Cellulosic ethanol doesn’t necessarily mean the end of first-generation technologies, either. Promoters of first-gen biofuels often say they are merely a stepping-stone to better, more sustainable technologies. After all, corn ethanol has been made out to be a villain, contributing to food inflation with minimal or no environmental benefit — partly with public money. Between 2007 and 2012, federal and provincial spending on ethanol production (excluding second-generation) will approach $1.9 billion. Having spent billions themselves to set up an industry around making fuel from corn and wheat, ethanol producers certainly have a reason to maintain the status quo.

GreenField, for its part, has three corn ethanol production facilities and aims to pump out 700 million litres a year by 2009. Dottori does not see cellulosic ethanol as a disrupter: “If it takes off — and I think it will — it’s not going to have any significant effect on the current production of ethanol because it’s cheaper to produce ethanol from corn.” First-generation technology is essentially a two-step process; second generation involves at least three steps. “The third step will add cost regardless,” Dottori says, “unless some miracle happens.”

So what is switchgrass, anyway?

It's cheap, it's fast and it likes to grow almost anywhere.

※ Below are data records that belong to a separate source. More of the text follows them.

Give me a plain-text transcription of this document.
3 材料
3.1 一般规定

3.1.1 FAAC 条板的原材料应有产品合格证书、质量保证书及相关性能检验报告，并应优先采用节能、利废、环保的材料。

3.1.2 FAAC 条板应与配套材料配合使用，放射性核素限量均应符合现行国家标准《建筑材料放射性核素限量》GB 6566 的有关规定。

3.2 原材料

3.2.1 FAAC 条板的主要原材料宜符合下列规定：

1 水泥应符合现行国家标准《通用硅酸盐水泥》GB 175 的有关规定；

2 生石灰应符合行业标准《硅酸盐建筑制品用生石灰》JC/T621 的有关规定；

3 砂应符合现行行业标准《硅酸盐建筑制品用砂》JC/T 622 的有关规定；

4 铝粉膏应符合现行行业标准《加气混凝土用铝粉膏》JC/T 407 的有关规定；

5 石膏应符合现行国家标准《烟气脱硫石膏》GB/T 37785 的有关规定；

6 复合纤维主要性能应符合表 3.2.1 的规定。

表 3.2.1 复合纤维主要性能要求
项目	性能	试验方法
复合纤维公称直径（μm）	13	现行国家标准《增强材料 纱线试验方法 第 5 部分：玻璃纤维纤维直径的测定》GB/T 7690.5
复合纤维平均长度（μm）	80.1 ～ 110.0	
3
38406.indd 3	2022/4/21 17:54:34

Switchgrass is commonly touted as an ideal feedstock for second-generation biofuels in North America. The perennial grass was plucked from obscurity when President George W. Bush cited it as a source of cellulosic ethanol in his 2006 State of the Union Address. The wispy plant, which can sprout nine feet tall, grows naturally across the Prairies, Ontario, Quebec and big pieces of the United States, and has a number of advantages as a feedstock. It grows quickly, and will do so in just about any agricultural region across North America. Minimal fertilization is required, which helps to keep input costs down, and it is one of the best plants for sequestering carbon. The plant’s proponents also champion the fact that switchgrass can flourish even when grown in poor soil, meaning it can be developed on land otherwise unsuitable for farming so as not to compete with food production. Not bad for a plant whose primary function used to be cattle feed.